Eventually, my past caught up with me when a friend awarded my son a rod for Christmas in 2017. He tried a couple times, but the curse did not skip a generation.

The Kid and Mom gave me a fishing pole the following Father’s Day. I got a license ... and couldn’t talk him into fishing for the rest of the year.

You don’t need to be near a body of water to qualify as the world’s worst fisherman. When The Mood struck The Kid a week ago, I breathless­ly retrieved my new pole from the closet.
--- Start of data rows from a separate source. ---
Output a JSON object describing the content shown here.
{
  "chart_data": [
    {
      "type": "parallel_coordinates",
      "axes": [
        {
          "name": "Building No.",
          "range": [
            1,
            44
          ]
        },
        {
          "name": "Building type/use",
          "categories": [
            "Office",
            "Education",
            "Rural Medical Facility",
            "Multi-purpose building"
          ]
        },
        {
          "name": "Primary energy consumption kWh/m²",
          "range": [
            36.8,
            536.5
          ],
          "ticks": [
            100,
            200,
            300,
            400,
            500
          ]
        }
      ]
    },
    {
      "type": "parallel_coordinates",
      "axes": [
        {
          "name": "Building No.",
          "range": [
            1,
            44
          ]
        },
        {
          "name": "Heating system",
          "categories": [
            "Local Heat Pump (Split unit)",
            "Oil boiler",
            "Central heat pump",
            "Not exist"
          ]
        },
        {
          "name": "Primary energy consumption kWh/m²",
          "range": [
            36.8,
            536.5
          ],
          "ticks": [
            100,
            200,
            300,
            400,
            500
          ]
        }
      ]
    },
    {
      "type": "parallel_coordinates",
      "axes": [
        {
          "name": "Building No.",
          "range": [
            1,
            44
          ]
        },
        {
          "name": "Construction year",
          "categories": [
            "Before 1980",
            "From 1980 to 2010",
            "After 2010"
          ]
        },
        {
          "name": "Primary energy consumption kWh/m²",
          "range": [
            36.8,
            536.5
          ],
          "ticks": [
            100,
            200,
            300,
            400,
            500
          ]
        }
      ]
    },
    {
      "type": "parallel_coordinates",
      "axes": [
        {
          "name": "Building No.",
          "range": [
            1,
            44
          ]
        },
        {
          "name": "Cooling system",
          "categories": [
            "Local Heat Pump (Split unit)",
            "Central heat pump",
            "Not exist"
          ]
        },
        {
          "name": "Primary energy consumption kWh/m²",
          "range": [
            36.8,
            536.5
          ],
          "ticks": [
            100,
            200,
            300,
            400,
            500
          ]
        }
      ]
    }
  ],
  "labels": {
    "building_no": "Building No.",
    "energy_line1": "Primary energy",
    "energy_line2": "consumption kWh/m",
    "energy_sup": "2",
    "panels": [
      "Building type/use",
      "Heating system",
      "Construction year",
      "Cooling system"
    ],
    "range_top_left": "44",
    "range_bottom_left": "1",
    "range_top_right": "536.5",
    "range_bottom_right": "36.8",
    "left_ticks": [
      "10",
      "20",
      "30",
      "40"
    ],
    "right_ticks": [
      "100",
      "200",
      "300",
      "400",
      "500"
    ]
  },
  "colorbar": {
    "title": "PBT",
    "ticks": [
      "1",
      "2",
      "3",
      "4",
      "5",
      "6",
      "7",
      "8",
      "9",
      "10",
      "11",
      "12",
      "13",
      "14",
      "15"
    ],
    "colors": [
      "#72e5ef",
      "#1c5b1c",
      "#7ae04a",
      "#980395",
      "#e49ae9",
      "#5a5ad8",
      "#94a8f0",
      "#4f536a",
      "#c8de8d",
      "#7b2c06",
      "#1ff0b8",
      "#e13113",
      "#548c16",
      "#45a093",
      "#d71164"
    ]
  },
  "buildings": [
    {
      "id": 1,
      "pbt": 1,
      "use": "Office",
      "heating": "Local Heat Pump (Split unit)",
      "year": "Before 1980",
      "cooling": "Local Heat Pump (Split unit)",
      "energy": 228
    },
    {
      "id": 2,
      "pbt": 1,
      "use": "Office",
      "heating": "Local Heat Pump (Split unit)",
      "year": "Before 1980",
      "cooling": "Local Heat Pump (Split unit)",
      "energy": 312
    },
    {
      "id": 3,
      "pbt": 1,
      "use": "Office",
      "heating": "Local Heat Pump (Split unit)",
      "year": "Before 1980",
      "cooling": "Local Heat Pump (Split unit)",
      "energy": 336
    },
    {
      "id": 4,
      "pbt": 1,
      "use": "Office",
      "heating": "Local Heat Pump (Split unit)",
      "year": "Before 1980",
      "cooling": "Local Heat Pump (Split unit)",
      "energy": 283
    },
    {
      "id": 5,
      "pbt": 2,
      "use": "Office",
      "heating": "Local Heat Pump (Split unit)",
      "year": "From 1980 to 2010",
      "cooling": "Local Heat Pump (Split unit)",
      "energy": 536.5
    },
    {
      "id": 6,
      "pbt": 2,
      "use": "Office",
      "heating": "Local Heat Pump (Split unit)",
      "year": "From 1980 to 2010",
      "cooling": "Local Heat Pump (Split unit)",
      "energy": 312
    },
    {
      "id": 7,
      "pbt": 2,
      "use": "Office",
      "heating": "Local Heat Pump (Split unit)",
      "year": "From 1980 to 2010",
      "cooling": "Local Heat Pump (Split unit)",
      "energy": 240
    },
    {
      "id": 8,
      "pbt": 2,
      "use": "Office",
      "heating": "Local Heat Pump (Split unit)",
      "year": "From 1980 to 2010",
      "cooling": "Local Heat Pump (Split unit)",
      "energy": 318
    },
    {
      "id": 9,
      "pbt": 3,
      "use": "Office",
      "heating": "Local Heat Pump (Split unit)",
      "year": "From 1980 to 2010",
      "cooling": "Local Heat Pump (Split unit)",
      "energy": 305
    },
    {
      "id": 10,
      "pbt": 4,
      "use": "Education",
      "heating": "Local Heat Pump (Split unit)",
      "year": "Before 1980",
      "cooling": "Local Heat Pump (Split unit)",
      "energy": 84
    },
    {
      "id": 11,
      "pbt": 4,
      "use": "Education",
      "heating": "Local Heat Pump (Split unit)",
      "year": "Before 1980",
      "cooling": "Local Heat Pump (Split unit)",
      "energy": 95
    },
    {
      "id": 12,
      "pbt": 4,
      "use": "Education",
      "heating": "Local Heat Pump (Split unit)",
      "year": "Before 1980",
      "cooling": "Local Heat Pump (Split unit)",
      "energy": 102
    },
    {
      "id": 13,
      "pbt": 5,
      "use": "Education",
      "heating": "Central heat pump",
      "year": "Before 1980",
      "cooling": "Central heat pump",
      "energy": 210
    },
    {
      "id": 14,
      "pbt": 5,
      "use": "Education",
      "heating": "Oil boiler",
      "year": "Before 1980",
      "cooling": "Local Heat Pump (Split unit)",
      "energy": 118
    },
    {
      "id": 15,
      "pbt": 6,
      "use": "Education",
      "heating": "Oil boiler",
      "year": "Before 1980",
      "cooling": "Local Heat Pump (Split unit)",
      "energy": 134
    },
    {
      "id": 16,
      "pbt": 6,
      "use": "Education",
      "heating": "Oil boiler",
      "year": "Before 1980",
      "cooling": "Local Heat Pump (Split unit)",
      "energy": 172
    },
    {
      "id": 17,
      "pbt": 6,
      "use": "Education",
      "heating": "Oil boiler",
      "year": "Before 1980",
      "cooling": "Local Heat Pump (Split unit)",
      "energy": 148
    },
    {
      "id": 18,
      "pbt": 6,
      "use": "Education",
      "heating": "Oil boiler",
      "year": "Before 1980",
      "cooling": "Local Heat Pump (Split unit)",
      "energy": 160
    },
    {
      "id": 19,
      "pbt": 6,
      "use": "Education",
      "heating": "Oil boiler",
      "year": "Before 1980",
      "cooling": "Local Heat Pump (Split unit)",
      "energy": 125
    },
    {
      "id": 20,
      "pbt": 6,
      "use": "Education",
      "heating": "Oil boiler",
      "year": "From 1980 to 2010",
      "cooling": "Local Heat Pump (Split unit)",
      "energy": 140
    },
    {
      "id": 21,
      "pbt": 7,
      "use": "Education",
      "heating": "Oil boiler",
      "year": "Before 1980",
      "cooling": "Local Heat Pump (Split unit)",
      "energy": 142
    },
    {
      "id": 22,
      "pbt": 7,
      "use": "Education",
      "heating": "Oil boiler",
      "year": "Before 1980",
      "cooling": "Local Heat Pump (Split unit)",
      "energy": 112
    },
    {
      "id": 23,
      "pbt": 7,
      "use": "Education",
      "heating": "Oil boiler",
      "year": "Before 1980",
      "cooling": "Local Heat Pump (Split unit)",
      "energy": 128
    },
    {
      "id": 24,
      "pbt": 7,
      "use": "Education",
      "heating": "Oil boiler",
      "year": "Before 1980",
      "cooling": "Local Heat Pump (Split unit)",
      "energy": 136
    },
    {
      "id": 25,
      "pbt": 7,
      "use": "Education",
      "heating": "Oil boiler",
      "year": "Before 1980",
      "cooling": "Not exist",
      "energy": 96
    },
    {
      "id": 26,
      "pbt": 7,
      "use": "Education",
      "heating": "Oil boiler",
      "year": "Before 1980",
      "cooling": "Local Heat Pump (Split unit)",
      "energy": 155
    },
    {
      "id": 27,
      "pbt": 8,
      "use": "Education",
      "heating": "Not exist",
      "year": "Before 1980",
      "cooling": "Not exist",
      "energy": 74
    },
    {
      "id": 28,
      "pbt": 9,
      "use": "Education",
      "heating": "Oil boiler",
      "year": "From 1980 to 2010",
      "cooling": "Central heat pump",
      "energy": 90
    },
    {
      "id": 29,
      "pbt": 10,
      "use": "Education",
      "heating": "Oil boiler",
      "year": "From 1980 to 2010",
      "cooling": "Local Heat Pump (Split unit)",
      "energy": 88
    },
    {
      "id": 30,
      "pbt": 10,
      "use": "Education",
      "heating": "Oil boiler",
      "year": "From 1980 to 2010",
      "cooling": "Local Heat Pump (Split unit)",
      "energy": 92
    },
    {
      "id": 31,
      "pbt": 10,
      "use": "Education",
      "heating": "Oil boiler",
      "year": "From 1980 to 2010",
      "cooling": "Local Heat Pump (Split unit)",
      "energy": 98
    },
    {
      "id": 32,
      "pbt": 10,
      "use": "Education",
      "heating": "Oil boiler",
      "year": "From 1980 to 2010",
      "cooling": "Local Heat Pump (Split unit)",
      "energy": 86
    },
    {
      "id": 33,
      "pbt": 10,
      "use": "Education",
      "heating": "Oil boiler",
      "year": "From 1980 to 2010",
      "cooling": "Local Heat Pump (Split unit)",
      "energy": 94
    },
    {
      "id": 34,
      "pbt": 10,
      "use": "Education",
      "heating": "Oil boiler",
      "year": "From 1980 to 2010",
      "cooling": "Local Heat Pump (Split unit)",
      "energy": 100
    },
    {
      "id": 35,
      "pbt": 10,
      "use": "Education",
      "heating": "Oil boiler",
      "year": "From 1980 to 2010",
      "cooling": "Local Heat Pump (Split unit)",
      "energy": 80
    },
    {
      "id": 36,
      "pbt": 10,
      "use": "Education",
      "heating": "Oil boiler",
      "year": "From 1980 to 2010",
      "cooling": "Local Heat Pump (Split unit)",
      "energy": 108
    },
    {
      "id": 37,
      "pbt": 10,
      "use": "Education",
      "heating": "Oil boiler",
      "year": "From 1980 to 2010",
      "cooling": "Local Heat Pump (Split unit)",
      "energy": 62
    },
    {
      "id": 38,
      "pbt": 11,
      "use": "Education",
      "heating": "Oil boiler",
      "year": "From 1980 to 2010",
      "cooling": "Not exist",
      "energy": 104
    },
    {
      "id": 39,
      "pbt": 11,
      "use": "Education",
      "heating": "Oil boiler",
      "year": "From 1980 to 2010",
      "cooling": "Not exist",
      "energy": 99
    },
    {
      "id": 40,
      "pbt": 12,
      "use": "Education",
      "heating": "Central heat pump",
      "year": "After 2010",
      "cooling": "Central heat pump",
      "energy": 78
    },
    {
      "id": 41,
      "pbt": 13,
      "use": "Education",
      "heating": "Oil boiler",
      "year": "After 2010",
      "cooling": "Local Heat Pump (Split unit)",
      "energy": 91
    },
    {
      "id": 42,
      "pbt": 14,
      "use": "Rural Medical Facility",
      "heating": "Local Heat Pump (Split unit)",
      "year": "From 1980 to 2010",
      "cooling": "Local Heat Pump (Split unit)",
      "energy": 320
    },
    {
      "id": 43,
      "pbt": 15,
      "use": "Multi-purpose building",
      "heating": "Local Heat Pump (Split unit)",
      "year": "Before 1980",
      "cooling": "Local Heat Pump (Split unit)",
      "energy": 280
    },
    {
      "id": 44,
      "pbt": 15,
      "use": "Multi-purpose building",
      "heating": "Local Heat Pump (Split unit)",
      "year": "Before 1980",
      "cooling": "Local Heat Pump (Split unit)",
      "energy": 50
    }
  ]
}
While checking

that we had everything, I managed to hook the ceiling fan in the kitchen. Twhipp, thwipp, thwipp.

This may have had something to do with The Kid demanding I let him fish alone.

“You just stay over there,” doesn’t exactly boost your esteem when it’s uttered by a 7yearold.

Being banished to the swamp made me realize another rotten fisherman may have been onto something. Thomas Edison reliably went fishing for an hour or so a day, with little success (yet somehow got a lake named after him). He eventually revealed his reasoning: “Because when you fish without bait, people don’t bother you and neither do the fish. It provides me my best time to think.”

The fish weren’t bothering me either, though they seemed to make mocking expression­s.

While I was helping a stranger with his canoe, The Kid wandered off to join someone he clearly recognized as a superior fellow angler (aka, a member of the remainder of civilizati­on). After the fisherman left, The Kid beckoned me over.

“I got a fish, I got a fish!” Indeed, there was a perch dancing in the dirt. I explained about catchandre­lease and helped him return the fish back home.

I was dubious. As fate had it, I soon ran into the rodman again, who revealed that my guppy was telling fish tales.

Neverthele­ss, The Kid asked to return the next morning. He was disappoint­ed at not being able to spot any fish near shore, so I suggested he try casting “like Mom showed you.” He sat crisscross applesauce and gracefully plunked his line about 20 feet away.

“I got something!” “You don’t have anything, the hook is barely wet ...”

And then he pulled in his first fish.

He set the smallmouth bass free as well, with the sendoff “Have a good life.”

After that, he got notions about fishing with a bucket, reasoning it would be more efficient than a silly pole (why didn’t Edison think of that?). And he stuck to his claim that he’d caught two fish.

To me, he was the world’s best fisherman.